You’ve got that haunted feeling: The Tuttle Mansion

To the Editor,

With the exception of a few years, I have lived my whole life in Watsonville, and during that time I have never heard the Tuttle Mansion was haunted. That’s why the Pajaronian article on Oct. 31 caught me by surprise.

Yet, just being made privy to this history of the mansion’s alleged paranormal activity, does not mean I don’t believe there hasn’t been any. In fact, my one and only experience with the mansion, in the over half century I’ve been around, was disconcerting to say the least.

The 1981 Watsonville Polk guide reveals 723 East Lake Ave. was known as “The Tuttle Mansion offices.” Suite E was Spectrum Studios. Unbelievably, the Spectrum Studios order/invoice for Watsonville High senior photo shoot still survives and reveals it took place July 8, 1981 with the “retake” happening on July 20, 1981.

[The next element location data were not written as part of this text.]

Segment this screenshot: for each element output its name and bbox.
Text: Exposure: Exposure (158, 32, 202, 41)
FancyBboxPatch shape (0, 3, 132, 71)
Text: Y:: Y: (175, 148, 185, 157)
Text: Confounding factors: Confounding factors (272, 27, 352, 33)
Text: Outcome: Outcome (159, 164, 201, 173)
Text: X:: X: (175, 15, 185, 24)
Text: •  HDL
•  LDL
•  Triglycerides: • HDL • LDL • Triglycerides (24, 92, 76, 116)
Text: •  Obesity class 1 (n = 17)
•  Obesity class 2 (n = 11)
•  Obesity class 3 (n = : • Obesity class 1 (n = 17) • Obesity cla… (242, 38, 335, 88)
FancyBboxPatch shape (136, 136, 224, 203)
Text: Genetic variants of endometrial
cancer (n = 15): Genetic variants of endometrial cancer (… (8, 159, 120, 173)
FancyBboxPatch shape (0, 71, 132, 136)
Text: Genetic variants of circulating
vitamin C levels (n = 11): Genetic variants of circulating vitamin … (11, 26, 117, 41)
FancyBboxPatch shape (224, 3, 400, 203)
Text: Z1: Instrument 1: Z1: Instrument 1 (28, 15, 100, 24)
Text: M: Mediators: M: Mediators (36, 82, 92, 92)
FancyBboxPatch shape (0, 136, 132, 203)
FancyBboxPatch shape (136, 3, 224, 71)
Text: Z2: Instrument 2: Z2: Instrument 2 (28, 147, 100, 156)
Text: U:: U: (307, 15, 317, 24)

From the moment I entered the Tuttle Mansion that summer afternoon, a feeling of foreboding enveloped me. I saw no ghosts. I heard no sounds. It was just quiet. Inside it smelled like an old house. Not a bad smell, but not exactly an inviting one. I made my way up the narrow stairs to the studio. A photographer’s assistant handed me a tuxedo coat, bow-tie, and white shirt to put on. She had on a lot of perfume which gained power in the stuffy room.

In 1981, I had quite a bush of hair, and combed it best I could. The assistant added hair spray, and the double whammy of the spray and perfume was a zinger. No makeup was applied and I never asked for any.

The actual photography did not take that long and I breathed a sigh upon exiting the old mansion.

A week later, in the mail, I got the proofs and a recommendation from Spectrum to schedule a “retake.” In looking over the proofs, I could see why the photogs wanted me back. A person perusing these initial images might have commented, “check out this bush with zits in a tuxedo.”

The “retake” was also in the afternoon at the mansion. This time they caked makeup on. It dried in place under the lights. To this day I wonder why I didn’t need makeup the first time and a truckload the second. It has to be that the photographer, the first time, wanted to capture the earthy, uncensored Charles.

But convention wasn’t going to have any of that. As much as zits and high school mix, zits and senior pictures do not. So what remains is a senior picture of a person dressed in a tuxedo  with clear skin and having nothing in common with me at the time. And there is something haunting about that.